In 1961, Zitman traveled to Boston to participate in an exhibition of paintings and design. That same year he returned to the Netherlands with a desire to study smelting techniques. In 1964, he worked as a smelting apprentice to the sculptor Pieter Starreveld before returning definitively to Caracas, contracted by Central University of Venezuela as a professor of design. The following year, he began working more intensively in small format sculpture modeled directly in wax. In 1971, he exhibited for the first time at the Galerie Dina Vierny in Paris. From then on, he dedicated himself exclusively to sculpture. In the following years, he carried out various independent showings in Venezuela, France, Switzerland, the Netherlands, the United States, Japan and other countries, earning various national and international awards. His works can be found in collections and museums of various countries, such as the National Art Gallery and the Museum of Contemporary Art of Caracas in Venezuela, as well as in the Musée Maillol in Paris.

Zitman died on 10 January 2016 at the age of 89.

==Style==
In his sculptures, Zitman strove to reproduce and exaggerate the morphology of the indigenous peoples of Venezuela, particularly the female figure.

==Awards and exhibitions==
Through the years, Zitman participated in various international exhibitions, such as the International Sculpture-Drawing Biennial of Budapest, the São Paulo Art Biennial and the International Contemporary Art Fairs of Paris (FIAC) and Madrid (ARCO). His most prominent individual exhibitions can be found at the Dina Vierny Gallery in Paris, the Museum of Contemporary Art of Caracas, the Tokoro Gallery in Tokyo, the Museum of Modern Art in Bogotá (MAMBO) and the Sculptures by the Sea Museum in Scheveningen, Netherlands.

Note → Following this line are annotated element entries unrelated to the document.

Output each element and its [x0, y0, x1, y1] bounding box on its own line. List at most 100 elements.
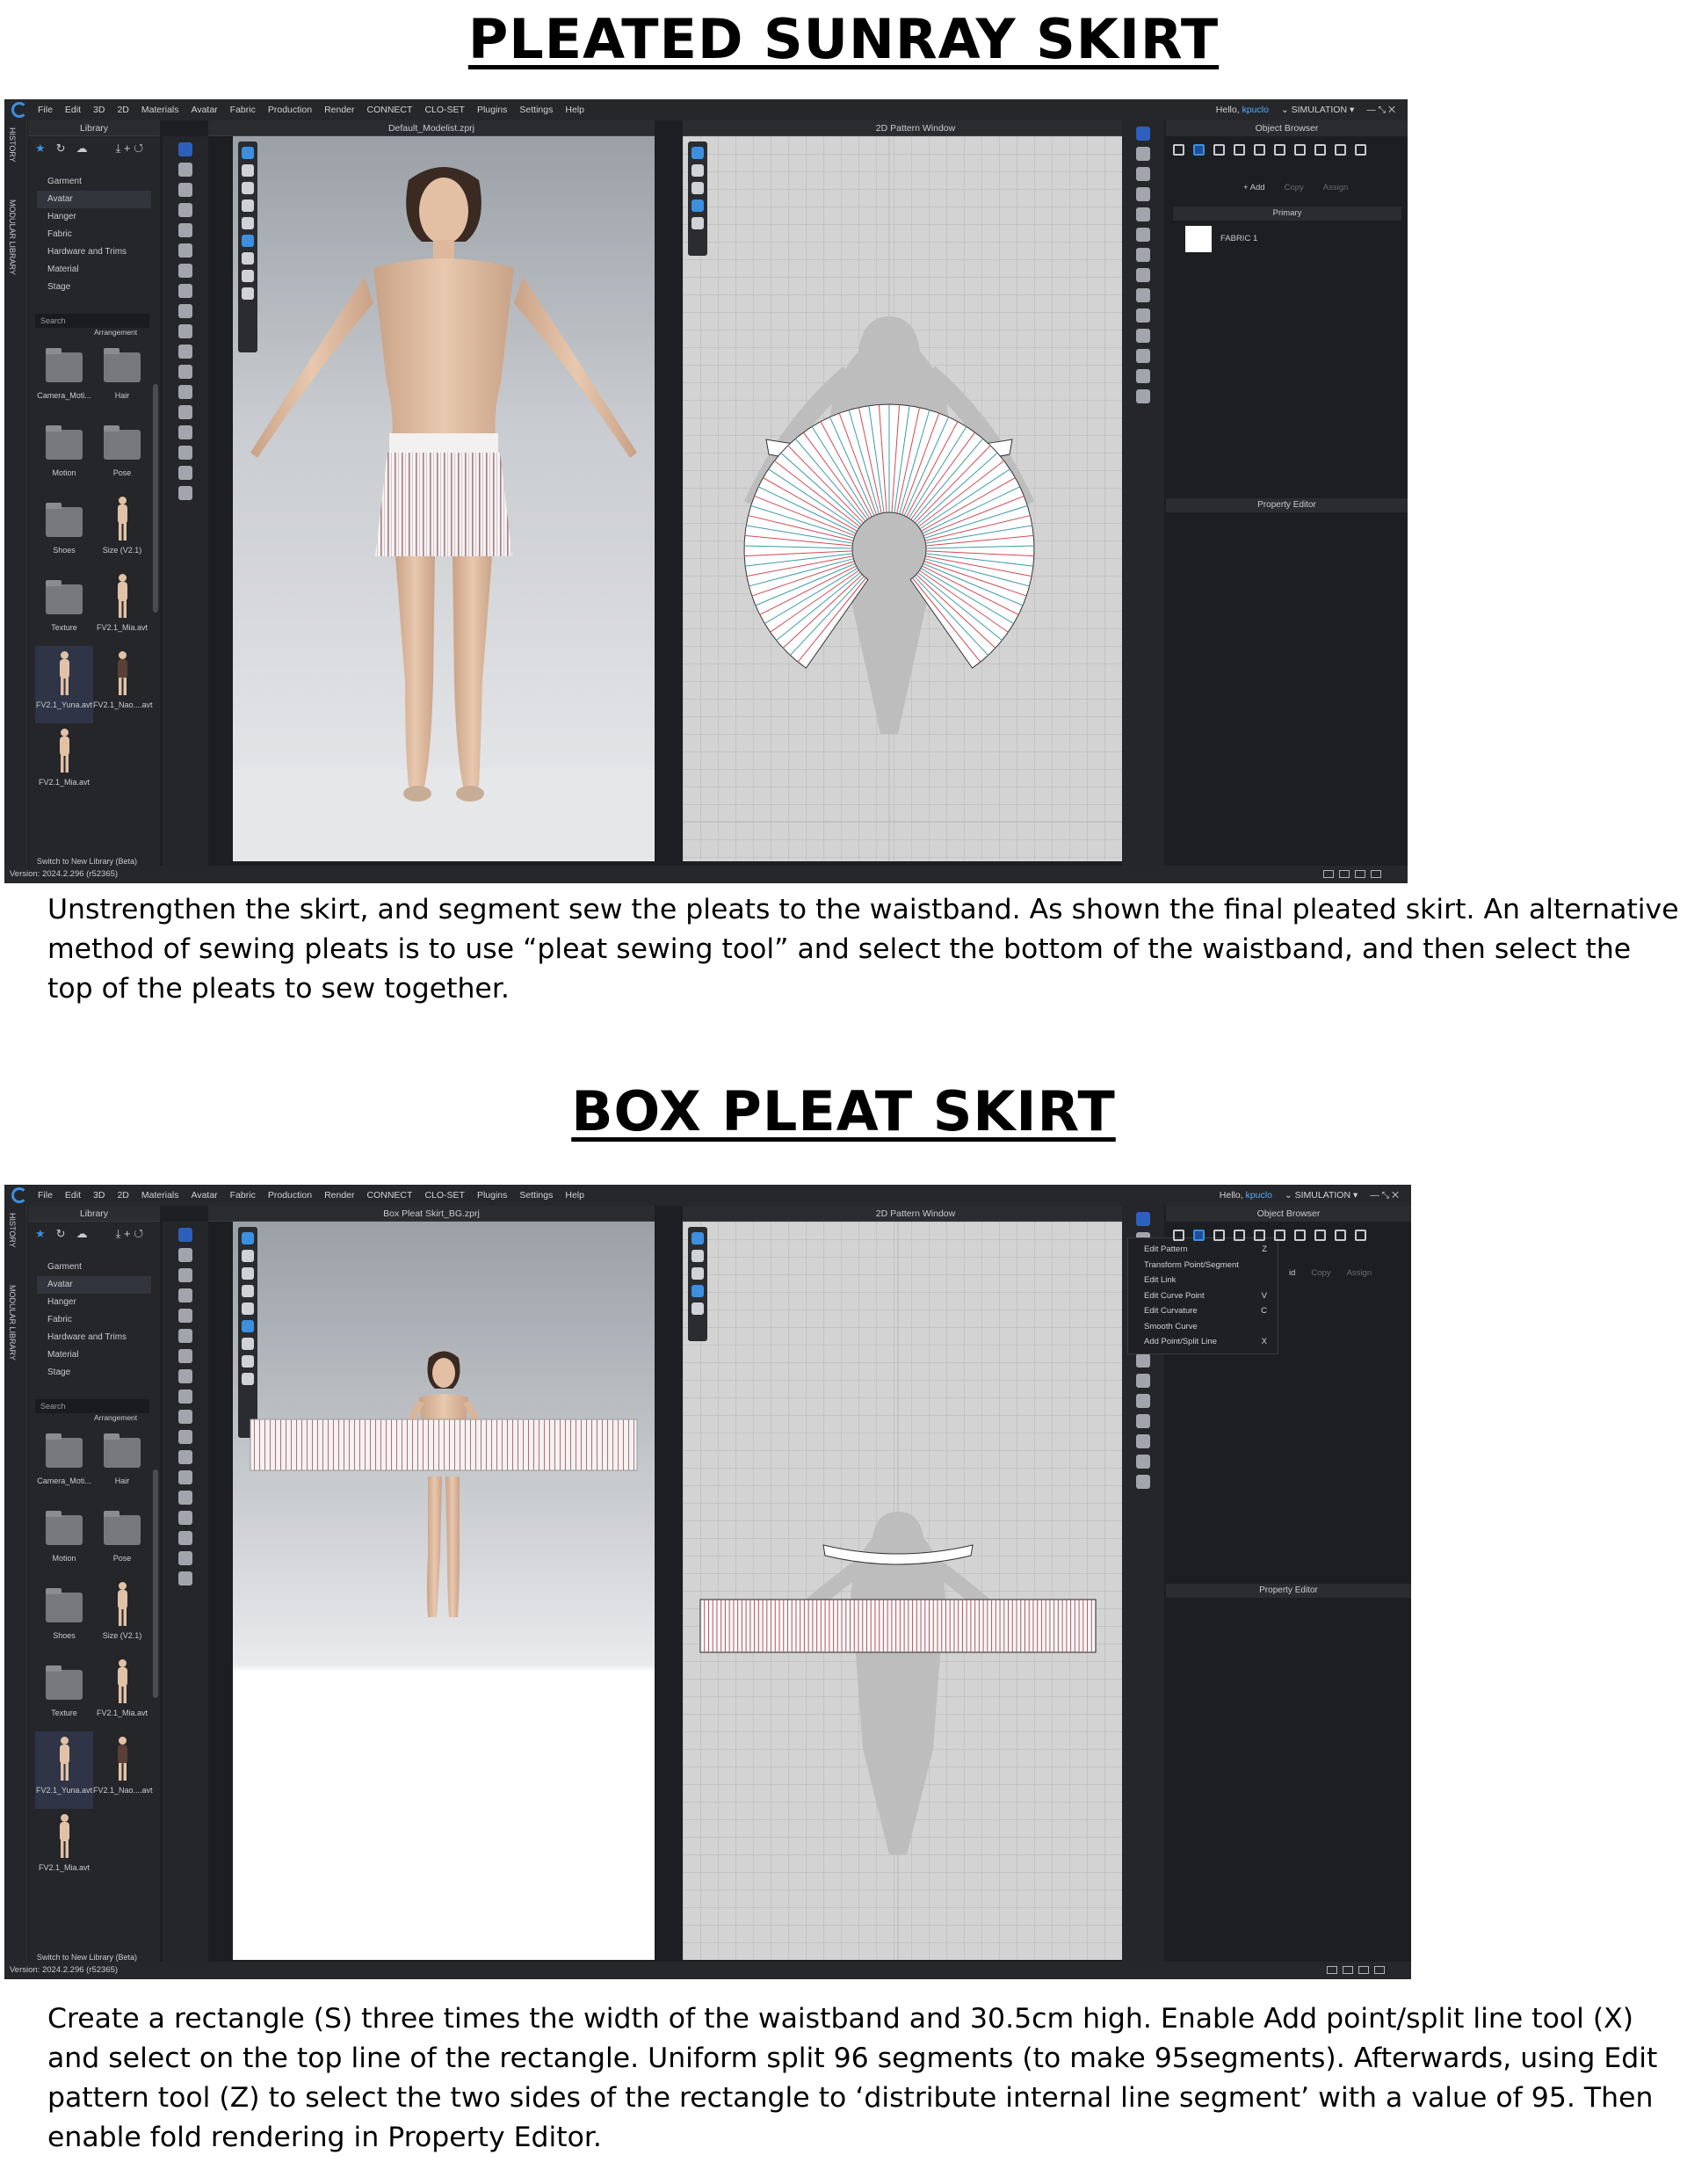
2d-tool-select-icon[interactable]	[1136, 1212, 1150, 1226]
3d-tool-icon[interactable]	[178, 1329, 192, 1343]
3d-tool-icon[interactable]	[178, 1511, 192, 1525]
3d-tool-icon[interactable]	[178, 1389, 192, 1404]
library-toolbar-icons[interactable]: ⤓ + ↺	[116, 1227, 144, 1244]
library-avatar[interactable]: FV2.1_Nao....avt	[93, 646, 153, 723]
library-folder[interactable]: Motion	[35, 414, 93, 491]
tree-item-material[interactable]: Material	[37, 261, 151, 279]
3d-tool-icon[interactable]	[178, 1288, 192, 1302]
tab-icon[interactable]	[1355, 1229, 1366, 1241]
3d-tool-icon[interactable]	[178, 425, 192, 439]
tab-icon[interactable]	[1274, 143, 1285, 156]
2d-tool-icon[interactable]	[1136, 228, 1150, 242]
tab-icon[interactable]	[1213, 1229, 1225, 1241]
tab-icon[interactable]	[1335, 1229, 1346, 1241]
3d-tool-icon[interactable]	[178, 243, 192, 258]
tree-item-hardware-trims[interactable]: Hardware and Trims	[37, 243, 151, 261]
tab-icon[interactable]	[1213, 143, 1225, 156]
menu-2d[interactable]: 2D	[117, 105, 128, 115]
library-folder[interactable]: Motion	[35, 1499, 93, 1577]
3d-tool-icon[interactable]	[178, 1268, 192, 1282]
3d-tool-icon[interactable]	[178, 1430, 192, 1444]
menu-fabric[interactable]: Fabric	[230, 105, 256, 115]
menu-plugins[interactable]: Plugins	[477, 1190, 507, 1201]
3d-tool-icon[interactable]	[178, 1470, 192, 1484]
library-avatar[interactable]: FV2.1_Yuna.avt	[35, 646, 93, 723]
layout-icon[interactable]	[1355, 870, 1365, 878]
menu-materials[interactable]: Materials	[141, 1190, 179, 1201]
library-toolbar-icons[interactable]: ⤓ + ↺	[116, 141, 144, 159]
window-controls[interactable]: — ⤡ ✕	[1370, 1190, 1399, 1201]
menu-avatar[interactable]: Avatar	[192, 1190, 218, 1201]
3d-tool-icon[interactable]	[178, 1309, 192, 1323]
menu-production[interactable]: Production	[268, 105, 312, 115]
2d-tool-icon[interactable]	[1136, 329, 1150, 343]
3d-tool-icon[interactable]	[178, 1450, 192, 1464]
layout-icon[interactable]	[1327, 1966, 1337, 1974]
menu-item-edit-curvature[interactable]: Edit Curvature C	[1128, 1303, 1278, 1319]
3d-tool-icon[interactable]	[178, 1551, 192, 1565]
3d-tool-icon[interactable]	[178, 264, 192, 278]
menu-help[interactable]: Help	[565, 1190, 584, 1201]
tree-item-avatar[interactable]: Avatar	[37, 1276, 151, 1294]
3d-tool-icon[interactable]	[178, 324, 192, 338]
tab-icon[interactable]	[1234, 1229, 1245, 1241]
list-icon[interactable]	[1173, 1229, 1184, 1241]
3d-tool-icon[interactable]	[178, 365, 192, 379]
tab-icon[interactable]	[1294, 1229, 1306, 1241]
library-folder[interactable]: Pose	[93, 1499, 151, 1577]
tree-item-fabric[interactable]: Fabric	[37, 226, 151, 243]
menu-edit[interactable]: Edit	[65, 1190, 81, 1201]
3d-tool-icon[interactable]	[178, 446, 192, 460]
menu-avatar[interactable]: Avatar	[192, 105, 218, 115]
menu-help[interactable]: Help	[565, 105, 584, 115]
3d-tool-icon[interactable]	[178, 183, 192, 197]
3d-tool-icon[interactable]	[178, 163, 192, 177]
tab-icon[interactable]	[1234, 143, 1245, 156]
assign-button[interactable]: Assign	[1323, 183, 1349, 192]
3d-viewport[interactable]	[233, 1222, 655, 1960]
2d-tool-icon[interactable]	[1136, 1434, 1150, 1448]
menu-clo-set[interactable]: CLO-SET	[424, 1190, 465, 1201]
2d-tool-icon[interactable]	[1136, 349, 1150, 363]
list-icon[interactable]	[1173, 143, 1184, 156]
2d-tool-icon[interactable]	[1136, 268, 1150, 282]
2d-tool-icon[interactable]	[1136, 248, 1150, 262]
3d-tool-icon[interactable]	[178, 1531, 192, 1545]
library-avatar[interactable]: FV2.1_Mia.avt	[35, 1809, 93, 1886]
tab-icon[interactable]	[1355, 143, 1366, 156]
3d-tool-icon[interactable]	[178, 223, 192, 237]
2d-tool-icon[interactable]	[1136, 1353, 1150, 1368]
menu-production[interactable]: Production	[268, 1190, 312, 1201]
3d-tool-icon[interactable]	[178, 284, 192, 298]
library-avatar[interactable]: FV2.1_Mia.avt	[93, 569, 151, 646]
layout-icon[interactable]	[1374, 1966, 1385, 1974]
tree-item-garment[interactable]: Garment	[37, 1259, 151, 1276]
tree-item-avatar[interactable]: Avatar	[37, 191, 151, 208]
library-search-input[interactable]: Search	[35, 314, 149, 328]
tab-icon[interactable]	[1254, 143, 1265, 156]
favorites-star-icon[interactable]: ★	[35, 141, 46, 159]
library-folder[interactable]: Hair	[93, 337, 151, 414]
layout-icon[interactable]	[1323, 870, 1334, 878]
library-scrollbar[interactable]	[153, 1469, 158, 1698]
tab-icon[interactable]	[1294, 143, 1306, 156]
menu-render[interactable]: Render	[324, 1190, 354, 1201]
2d-pattern-viewport[interactable]	[683, 136, 1122, 861]
menu-settings[interactable]: Settings	[519, 105, 553, 115]
tree-item-hardware-trims[interactable]: Hardware and Trims	[37, 1329, 151, 1346]
library-search-input[interactable]: Search	[35, 1399, 149, 1413]
tree-item-stage[interactable]: Stage	[37, 1364, 151, 1382]
menu-file[interactable]: File	[38, 105, 53, 115]
tab-icon[interactable]	[1314, 143, 1326, 156]
fabric-swatch[interactable]	[1185, 226, 1212, 252]
2d-pattern-viewport[interactable]	[683, 1222, 1122, 1960]
layout-icon[interactable]	[1343, 1966, 1353, 1974]
menu-clo-set[interactable]: CLO-SET	[424, 105, 465, 115]
2d-tool-icon[interactable]	[1136, 147, 1150, 161]
3d-tool-select-icon[interactable]	[178, 142, 192, 156]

Zitman also earned several awards, among them the National Sculpture Prize at the Hall of Plastic Arts in Caracas (1951), First Prize at the Sculpture Biennial of Budapest (1971), the Acquisition Prize of the Contemporary Art Museum of Caracas at the Biennial of Visual Arts (1981) and Special Prize in the 3rd Kotaro Takamura Grand Prize Exhibition at the Hakone Open-Air Museum outside of Tokyo (1982). In 2005, he was decorated with the Knight of the Order of the Netherlands Lion.